Pat Hamill, chief executive of Oakwood Homes, said he believes students do not choose construction because they were not exposed to the benefits. He says the notion that “everyone goes to college” is hurting students. They have options, he said. Go to college and graduate with $100,000 in debt, or go into industry and end up with a $100,000 salary.

To draw high school graduates to the trades, big companies, nonprofits and lobbying organizations are pumping money into training centers, outreach and state supported programs.

The Colorado Homebuilding Academy trains workers in residential construction. The Colorado Association of Mechanical and Plumbing Contractors, one of the oldest trade associations in the state, is ramping up recruitment efforts.

Similarly, Michael Gifford, president and chief executive of the Associated of General Contractors of Colorado, said his organization started buildcolorado.com in 2014, a recruitment site that helps people find apprenticeship programs. AGC also received a $1.1 million grant from the state in 2016 to ramp up recruitment efforts across Colorado, and was one of the leading authors of the “Work Act.”

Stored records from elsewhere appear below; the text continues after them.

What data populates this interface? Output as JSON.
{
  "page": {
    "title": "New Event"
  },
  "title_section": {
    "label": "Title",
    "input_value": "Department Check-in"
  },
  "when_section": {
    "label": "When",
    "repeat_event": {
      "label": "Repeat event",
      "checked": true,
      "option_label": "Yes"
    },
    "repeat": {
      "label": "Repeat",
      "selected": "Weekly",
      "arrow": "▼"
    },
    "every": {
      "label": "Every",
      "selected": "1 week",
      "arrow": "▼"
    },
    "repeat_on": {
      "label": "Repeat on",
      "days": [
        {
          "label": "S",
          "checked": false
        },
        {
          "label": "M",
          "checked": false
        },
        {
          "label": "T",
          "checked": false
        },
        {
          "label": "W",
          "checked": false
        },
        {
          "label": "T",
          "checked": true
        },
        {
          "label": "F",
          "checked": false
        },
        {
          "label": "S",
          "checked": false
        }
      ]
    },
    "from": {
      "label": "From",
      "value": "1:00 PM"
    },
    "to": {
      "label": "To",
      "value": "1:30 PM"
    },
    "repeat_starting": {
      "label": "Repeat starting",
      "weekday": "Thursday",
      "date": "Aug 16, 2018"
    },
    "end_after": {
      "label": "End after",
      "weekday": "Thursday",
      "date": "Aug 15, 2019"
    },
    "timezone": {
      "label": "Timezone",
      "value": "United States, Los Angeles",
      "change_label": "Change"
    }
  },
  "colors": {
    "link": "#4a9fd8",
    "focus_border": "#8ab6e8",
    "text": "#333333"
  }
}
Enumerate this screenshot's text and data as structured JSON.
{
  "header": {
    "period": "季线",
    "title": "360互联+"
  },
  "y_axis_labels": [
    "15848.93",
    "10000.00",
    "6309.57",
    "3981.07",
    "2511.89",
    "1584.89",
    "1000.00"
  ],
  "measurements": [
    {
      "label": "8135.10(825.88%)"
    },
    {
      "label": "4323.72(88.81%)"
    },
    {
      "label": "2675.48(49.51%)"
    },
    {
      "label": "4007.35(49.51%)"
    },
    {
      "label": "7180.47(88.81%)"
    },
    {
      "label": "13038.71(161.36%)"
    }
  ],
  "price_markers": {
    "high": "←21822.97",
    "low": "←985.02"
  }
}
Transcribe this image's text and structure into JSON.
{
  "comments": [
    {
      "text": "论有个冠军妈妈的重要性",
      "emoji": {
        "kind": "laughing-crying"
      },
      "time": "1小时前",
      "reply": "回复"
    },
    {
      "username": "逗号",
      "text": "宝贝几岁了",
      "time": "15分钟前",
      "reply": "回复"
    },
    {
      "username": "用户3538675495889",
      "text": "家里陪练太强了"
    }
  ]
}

The act, which started as House Bill 15-1276, created a three-year investment program for training programs such as the homebuilding academy. Colorado has also attempted to implement more apprenticeship programs and to help with recruitment by connecting job seekers and employers, Anderson said.

In the academy’s free “bootcamp” course, students learn basic safety, measurement, math and how to read blueprints. The program also offers courses to become a superintendent for those looking to move their careers forward but do not have the right certificates or skill sets.

“We want all jobs to be earned,” Smith said. “What we do is teach them the skills that employers are looking for and we put you across the table with them. There’s no reason you should not be employed within a week (after completing a course).”

Smith said the academy “casts a wide net” when it comes to recruitment and outreach. Similarly, Davia said his organization’s workforce development strategy is “All of the above.”

Though CEOs and state officials alike said they are encouraged that education, training and apprenticeship programs are the most viable route to solving the issue, many admitted it will take time.

“This is a longer-term battle,” Davia said, “and there’s no short-term solution.”